Counting on computer consolidation

When the head coach of the NFL’s Chicago Bears couldn’t figure out how to get the team’s playbook onto his iPad, the team turned to Mitel Networks Inc. in Ottawa for help.

The success with which one of Canada’s best known high-tech names responded to that request is an example of how Mitel hopes its latest networking products will becomes the standard for solving a wide range of interconnection problems.

Mitel has been awarded a $4-million contract with the federal government to set up a new IP phone network.

In fact Mitel’s future may depend on its ability to persuade the Canadian government and US customers that what it did for the Bears it can do for them too

After an unsuccessful bid in 2009 with the Department of Foreign Affairs and International Trade (DFAIT), Mitel has been awarded a $4-million contract with the federal government to set up a new IP phone network.

The announcement came less than a week after Mitel announced a contract with Measurement Inc., an American educational testing company, to equip its new campus in Durham, North Carolina with Mitel’s “voice virtualization” products.

“Under our new CEO, Richard McBee, we have created a focused strategy to specifically target businesses with 100-2500 users,” says Stephen Beamish, vice president of marketing and strategic partnerships at Mitel.

“By focusing on businesses of that specific size, we are sure we are going to be the best providing communications solutions specific for them.”

FOCUSING ON THE FEDERAL GOVERNMENT

Beamish says Mitel will bid on federal government  contracts to consolidate information technology services under the Shared Service Canada initiative.

Shared Services Canada plans to streamline the 100 different email systems, over 300 data centres, and 3,000 network services within the federal government.
Under the new approach, the government would move to one email system, reduce the overall number of data centres to less than 20, and streamline networks within and between government departments.

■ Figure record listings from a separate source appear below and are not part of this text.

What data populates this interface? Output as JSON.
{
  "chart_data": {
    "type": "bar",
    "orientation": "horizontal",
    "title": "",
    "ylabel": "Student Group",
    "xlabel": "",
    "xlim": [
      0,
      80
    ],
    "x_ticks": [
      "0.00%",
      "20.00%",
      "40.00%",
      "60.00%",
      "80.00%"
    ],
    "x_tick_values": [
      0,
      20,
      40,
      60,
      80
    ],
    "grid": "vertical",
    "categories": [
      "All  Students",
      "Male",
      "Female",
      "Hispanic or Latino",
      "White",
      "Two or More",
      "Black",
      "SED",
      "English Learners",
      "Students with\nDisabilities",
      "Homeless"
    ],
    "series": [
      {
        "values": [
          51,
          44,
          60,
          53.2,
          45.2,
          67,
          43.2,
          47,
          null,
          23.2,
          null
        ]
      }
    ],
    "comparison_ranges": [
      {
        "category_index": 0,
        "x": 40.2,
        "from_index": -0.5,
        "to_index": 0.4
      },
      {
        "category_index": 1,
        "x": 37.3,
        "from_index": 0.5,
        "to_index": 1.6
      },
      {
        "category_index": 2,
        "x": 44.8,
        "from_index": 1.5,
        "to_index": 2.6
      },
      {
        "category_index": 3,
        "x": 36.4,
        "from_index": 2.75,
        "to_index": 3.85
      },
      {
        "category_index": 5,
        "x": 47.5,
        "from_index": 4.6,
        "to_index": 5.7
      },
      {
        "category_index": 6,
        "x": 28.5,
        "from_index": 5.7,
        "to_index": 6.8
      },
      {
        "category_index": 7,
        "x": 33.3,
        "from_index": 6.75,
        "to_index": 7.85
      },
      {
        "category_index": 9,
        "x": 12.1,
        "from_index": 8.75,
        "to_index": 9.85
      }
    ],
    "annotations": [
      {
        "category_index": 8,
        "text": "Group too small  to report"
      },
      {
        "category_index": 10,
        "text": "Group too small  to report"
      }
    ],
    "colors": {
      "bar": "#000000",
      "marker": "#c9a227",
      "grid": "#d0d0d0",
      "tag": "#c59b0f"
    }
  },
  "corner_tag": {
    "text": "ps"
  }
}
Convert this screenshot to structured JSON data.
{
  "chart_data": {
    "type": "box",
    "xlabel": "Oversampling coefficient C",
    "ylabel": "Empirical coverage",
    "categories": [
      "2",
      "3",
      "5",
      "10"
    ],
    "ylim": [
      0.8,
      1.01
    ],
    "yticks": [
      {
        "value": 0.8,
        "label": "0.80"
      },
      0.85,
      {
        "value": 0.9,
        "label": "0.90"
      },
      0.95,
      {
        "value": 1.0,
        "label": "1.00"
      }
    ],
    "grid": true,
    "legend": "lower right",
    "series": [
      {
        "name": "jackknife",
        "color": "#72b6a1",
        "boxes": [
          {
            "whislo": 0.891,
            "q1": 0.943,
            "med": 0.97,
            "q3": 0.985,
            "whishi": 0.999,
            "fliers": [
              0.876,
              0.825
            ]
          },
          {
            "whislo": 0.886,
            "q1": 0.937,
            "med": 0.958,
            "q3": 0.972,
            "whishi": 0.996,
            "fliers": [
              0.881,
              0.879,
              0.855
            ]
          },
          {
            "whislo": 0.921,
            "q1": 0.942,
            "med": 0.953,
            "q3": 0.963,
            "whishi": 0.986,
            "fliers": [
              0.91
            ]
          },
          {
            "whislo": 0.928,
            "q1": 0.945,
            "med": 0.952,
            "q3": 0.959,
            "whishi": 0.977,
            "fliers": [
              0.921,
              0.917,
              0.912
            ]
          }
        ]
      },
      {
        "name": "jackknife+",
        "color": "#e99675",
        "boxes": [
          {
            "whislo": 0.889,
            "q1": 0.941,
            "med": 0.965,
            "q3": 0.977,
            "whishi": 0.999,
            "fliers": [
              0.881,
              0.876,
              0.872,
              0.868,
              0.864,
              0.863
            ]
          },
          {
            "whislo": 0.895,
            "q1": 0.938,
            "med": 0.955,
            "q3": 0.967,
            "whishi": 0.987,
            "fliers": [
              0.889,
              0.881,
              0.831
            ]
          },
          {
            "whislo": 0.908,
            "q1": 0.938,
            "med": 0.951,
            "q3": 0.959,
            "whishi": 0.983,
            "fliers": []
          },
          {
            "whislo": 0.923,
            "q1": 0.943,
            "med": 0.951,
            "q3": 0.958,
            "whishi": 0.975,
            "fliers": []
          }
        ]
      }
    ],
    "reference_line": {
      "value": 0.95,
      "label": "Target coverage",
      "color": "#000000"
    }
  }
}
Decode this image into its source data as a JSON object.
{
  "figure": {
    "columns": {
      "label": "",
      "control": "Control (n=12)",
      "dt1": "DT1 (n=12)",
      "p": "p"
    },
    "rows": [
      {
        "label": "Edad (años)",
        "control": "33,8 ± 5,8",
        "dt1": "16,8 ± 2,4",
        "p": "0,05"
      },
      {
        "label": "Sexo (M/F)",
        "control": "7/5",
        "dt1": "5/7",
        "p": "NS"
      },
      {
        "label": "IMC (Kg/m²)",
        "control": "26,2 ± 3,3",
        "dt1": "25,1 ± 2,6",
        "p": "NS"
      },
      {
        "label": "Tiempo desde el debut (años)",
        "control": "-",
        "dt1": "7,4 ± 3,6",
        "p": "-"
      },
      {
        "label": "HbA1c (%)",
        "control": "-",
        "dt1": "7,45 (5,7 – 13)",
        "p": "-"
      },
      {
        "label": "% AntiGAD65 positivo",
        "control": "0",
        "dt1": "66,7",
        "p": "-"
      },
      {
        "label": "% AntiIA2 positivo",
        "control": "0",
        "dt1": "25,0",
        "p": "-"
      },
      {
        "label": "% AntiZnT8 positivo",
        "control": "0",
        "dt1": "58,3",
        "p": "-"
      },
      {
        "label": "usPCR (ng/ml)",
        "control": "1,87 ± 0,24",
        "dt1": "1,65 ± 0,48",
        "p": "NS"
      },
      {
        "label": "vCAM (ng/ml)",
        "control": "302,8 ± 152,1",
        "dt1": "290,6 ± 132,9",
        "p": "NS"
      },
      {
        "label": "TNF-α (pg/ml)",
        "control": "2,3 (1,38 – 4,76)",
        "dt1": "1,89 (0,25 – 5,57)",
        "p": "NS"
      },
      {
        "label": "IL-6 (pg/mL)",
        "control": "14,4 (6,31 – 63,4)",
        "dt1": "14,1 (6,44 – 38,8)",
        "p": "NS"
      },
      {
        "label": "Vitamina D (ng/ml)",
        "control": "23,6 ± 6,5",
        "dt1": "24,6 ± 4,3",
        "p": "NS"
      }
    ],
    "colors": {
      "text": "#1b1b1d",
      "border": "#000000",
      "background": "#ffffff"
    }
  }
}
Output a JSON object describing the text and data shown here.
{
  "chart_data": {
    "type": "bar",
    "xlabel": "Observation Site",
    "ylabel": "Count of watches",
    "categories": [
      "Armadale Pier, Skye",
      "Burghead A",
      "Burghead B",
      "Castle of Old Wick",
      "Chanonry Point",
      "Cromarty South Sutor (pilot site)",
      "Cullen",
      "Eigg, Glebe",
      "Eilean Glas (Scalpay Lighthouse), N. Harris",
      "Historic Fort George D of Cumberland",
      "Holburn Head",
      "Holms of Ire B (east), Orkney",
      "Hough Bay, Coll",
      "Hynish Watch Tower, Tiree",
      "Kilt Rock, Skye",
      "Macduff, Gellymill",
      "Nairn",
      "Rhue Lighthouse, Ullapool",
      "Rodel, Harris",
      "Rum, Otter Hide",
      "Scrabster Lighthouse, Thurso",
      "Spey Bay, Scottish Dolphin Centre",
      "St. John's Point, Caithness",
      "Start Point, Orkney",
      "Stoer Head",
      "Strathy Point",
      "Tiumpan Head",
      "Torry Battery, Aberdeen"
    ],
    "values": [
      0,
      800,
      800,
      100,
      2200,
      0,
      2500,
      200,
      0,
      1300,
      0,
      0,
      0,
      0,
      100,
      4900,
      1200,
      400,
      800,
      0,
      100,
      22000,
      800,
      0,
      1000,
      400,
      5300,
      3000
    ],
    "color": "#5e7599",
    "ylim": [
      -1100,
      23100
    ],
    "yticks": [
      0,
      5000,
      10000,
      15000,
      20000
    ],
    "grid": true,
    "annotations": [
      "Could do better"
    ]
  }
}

“With our system we give our users an in office experience where ever they are.”

“Our Unified Communications (UC) solutions recognize the shift from bricks and mortar to the mobile office place. I could be in Singapore and with our system I would just dial a colleague’s extension from my blackberry to speak with them,” says Beamish.

“There would be no need to worry about roaming fees or using your personal device. With our system we give our users an in office experience where ever they are.”

These new contracts are good news for a company that posted a $2.8 million year-over-year loss in its first quarter of 2012 and has laid off 168 employees worldwide since its disappointing initial public offering in 2010.

Beamish was unable to comment specifically on Mitel’s financial outlook because the company is in a “quiet period” leading up to the release of its Q2 financial results in early December.

CAPITAL SQUEEZE

Historically, Ottawa tech companies like Mitel have struggled to compete against the telecommunications industry’s biggest firms because of their lack of size and capital.

“We are plagued by a small and conservative venture capital culture in Canada. It works against companies that need to take the appropriate time be able to compete in the technology industry in Canada.”

Mitel was taken private by a UK firm in the 1980s and only recently in 2010, with the capital of Mitel founder Terry Matthews, did Mitel return as a publicly traded company.

“The venture capital market in Canada is the worst it has even been and that predates the economic collapse in 2007,” says Lynda Leonard, vice president of the Information Technology Association of Canada (ITAC).

“We are plagued by a small and conservative venture capital culture in Canada. It works against companies that need to take the appropriate time be able to compete in the technology industry in Canada.”

Leonard says overall investors see Canada as stable place and understand the possibility that Canadian companies are undervalued, “but our conservative investing culture in Canada does not foster enterprise and innovation.”

Leonard says the loss of Nortel is a big blow that has hurt Ottawa’s high tech community
“It shaped the technology cluster in Ottawa, and its absence has deflated the community as a whole.”

FOSTERING HIGH-TECH GROWTH

Leonard says there are only three or four technology companies in Canada that can create a culture, similar to Nortel, and create a “critical mass” that fosters growth and can help support small to mid sized companies, like Mitel.

Research in Motion Ltd. (RIM) in Waterloo, Ont. is of course one of those companies.

“At Mitel we recognizes the importance of mobile partnerships and work with RIM to ensure our products work together,” says Beamish pointing to the Mitel app for Blackberry as an example.
“Also, more and more customers are wanting to integrate tablets into their business environment and we have made sure that they will fit into a Mitel Network system as well.”

Beamish says the Mitel system can help “free people from a walled garden” because their system is agnostic, meaning it can work with both RIM and Apple devices.”

Through tearing down those walls, Mitel hopes to stay competitive in a rapidly changing industry.
 And if they can learn anything for their NFL client, they are going to be at the top of their game to compete in the telecommunications sector.